L'asymétrie des estimations financières

L'impact financier pour le secteur est sujet à de fortes controverses :

  • Estimation initiale de la Commission européenne : Environ 130 millions d'euros par an pour la France.

  • Étude (RE)SET (Leem, FEBEA, GEMME) : Évalue la charge annuelle entre 513 et 633 millions d'euros, soit 4 à 5 fois plus que les chiffres bruxellois.


Malgré les recours introduits par les fédérations industrielles contre le caractère jugé disproportionné de cette mesure, la Cour de justice de l'Union européenne (CJUE) a rejeté ces pourvois en février 2026, déclarant les demandes irrecevables.


3. Stratégies d'Exonération : L'Enjeu de la Biodégradabilité


L'article 9 de la directive définit deux leviers permettant d'échapper à la contribution financière de la REP :

  1. Le critère de volume : Une mise sur le marché inférieure à 1 tonne par an à l'échelle de l'Union européenne.

  2. La biodégradabilité rapide : La démonstration scientifique que la substance est rapidement biodégradable dans les eaux usées ou qu'elle ne génère pas de micropolluants persistants en fin de vie.


La Commission européenne doit établir les critères techniques détaillés pour ces exonérations au plus tard le 31 décembre 2027. Pour le toxicologue, cela souligne l'importance d'anticiper la caractérisation des portefeuilles afin d'identifier les substances éligibles.

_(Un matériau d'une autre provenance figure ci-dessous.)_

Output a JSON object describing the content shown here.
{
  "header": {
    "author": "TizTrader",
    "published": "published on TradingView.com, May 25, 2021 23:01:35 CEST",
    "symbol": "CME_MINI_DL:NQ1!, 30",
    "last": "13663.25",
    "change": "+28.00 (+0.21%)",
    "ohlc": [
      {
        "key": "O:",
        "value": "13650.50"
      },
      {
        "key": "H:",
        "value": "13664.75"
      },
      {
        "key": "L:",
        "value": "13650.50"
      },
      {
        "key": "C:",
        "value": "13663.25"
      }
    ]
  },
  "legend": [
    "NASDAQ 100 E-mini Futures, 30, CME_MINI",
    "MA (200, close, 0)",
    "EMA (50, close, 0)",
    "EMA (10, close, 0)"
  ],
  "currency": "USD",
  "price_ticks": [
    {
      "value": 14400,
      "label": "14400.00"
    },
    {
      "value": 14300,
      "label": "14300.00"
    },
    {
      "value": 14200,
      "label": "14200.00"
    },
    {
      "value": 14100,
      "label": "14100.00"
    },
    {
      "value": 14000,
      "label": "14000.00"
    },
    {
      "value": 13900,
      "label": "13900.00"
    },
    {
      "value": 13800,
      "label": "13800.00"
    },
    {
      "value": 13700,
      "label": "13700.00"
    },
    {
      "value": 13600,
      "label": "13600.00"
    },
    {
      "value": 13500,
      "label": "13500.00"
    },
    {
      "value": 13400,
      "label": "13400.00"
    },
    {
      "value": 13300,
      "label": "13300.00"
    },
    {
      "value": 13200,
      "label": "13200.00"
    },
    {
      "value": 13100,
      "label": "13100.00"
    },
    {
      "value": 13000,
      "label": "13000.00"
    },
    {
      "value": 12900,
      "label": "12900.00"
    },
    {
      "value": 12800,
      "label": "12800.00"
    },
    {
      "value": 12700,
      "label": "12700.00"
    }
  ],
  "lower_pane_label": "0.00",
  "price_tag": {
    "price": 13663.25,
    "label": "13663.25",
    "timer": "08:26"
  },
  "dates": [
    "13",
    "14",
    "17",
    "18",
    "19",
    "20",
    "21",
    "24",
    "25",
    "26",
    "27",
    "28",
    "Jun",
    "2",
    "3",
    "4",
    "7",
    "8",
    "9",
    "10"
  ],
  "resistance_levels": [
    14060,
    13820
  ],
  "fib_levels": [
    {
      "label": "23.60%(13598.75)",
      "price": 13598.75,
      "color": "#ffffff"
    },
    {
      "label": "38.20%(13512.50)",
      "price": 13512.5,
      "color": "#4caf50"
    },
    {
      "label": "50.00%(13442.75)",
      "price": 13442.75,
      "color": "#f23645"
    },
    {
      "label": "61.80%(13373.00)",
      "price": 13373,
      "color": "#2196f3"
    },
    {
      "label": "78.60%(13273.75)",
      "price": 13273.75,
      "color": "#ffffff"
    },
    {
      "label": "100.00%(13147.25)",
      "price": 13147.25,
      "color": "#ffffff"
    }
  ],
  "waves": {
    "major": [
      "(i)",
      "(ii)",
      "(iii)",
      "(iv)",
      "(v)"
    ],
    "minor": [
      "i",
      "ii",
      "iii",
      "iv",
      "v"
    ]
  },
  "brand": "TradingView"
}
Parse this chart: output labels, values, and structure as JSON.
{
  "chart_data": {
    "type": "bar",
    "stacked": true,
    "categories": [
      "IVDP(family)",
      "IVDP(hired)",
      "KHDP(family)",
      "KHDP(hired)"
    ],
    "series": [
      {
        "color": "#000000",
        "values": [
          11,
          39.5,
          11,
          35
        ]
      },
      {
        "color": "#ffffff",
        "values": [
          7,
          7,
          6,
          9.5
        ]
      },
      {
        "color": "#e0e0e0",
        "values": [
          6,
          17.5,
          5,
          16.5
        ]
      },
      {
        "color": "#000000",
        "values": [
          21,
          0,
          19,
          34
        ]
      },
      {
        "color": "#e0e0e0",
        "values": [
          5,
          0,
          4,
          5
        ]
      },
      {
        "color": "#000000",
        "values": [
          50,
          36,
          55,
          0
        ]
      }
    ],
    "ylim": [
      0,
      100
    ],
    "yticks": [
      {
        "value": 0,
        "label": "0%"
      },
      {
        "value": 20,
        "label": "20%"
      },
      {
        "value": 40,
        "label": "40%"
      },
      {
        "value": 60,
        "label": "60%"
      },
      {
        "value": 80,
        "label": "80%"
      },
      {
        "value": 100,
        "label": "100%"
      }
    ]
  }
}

4. Surveillance Élargie : PFAS et Microplastiques


Au-delà des médicaments, la directive renforce la surveillance environnementale et sanitaire. Sont désormais obligatoires :

  • Le suivi des PFAS (substances per- et polyfluoroalkylées) dans les entrées et sorties des stations de plus de 10 000 EH.

  • La surveillance des microplastiques dans les boues d'épuration, particulièrement pour celles valorisées en agriculture.

  • Une veille épidémiologique sur des pathogènes comme le SARS-CoV-2, le virus de la grippe ou la résistance aux antimicrobiens.

 

5. Calendrier de Mise en Œuvre : Le Compte à Rebours


Le déploiement des obligations suit une trajectoire progressive jusqu'en 2045.


Échéance

Événement Majeur

31 juillet 2027

Date limite de transposition en droit français.

31 décembre 2027

Publication des critères de biodégradabilité et liste des substances soumises à la REP.

31 décembre 2028

Lancement opérationnel du financement par la filière REP.

2033 - 2045

Mise en service progressive des traitements quaternaires dans les STEU.

2045

100% des STEU concernées équipées


Conclusion : Anticiper pour Maîtriser l'Impact


La DERU 2024 impose une transformation profonde du modèle économique de l'industrie pharmaceutique en intégrant le coût du cycle de vie aquatique des produits. Chez CEHTRA, nous accompagnons nos partenaires dans l'évaluation toxicologique de leurs principes actifs pour préparer les dossiers d'exonération et naviguer dans ce nouveau cadre REP.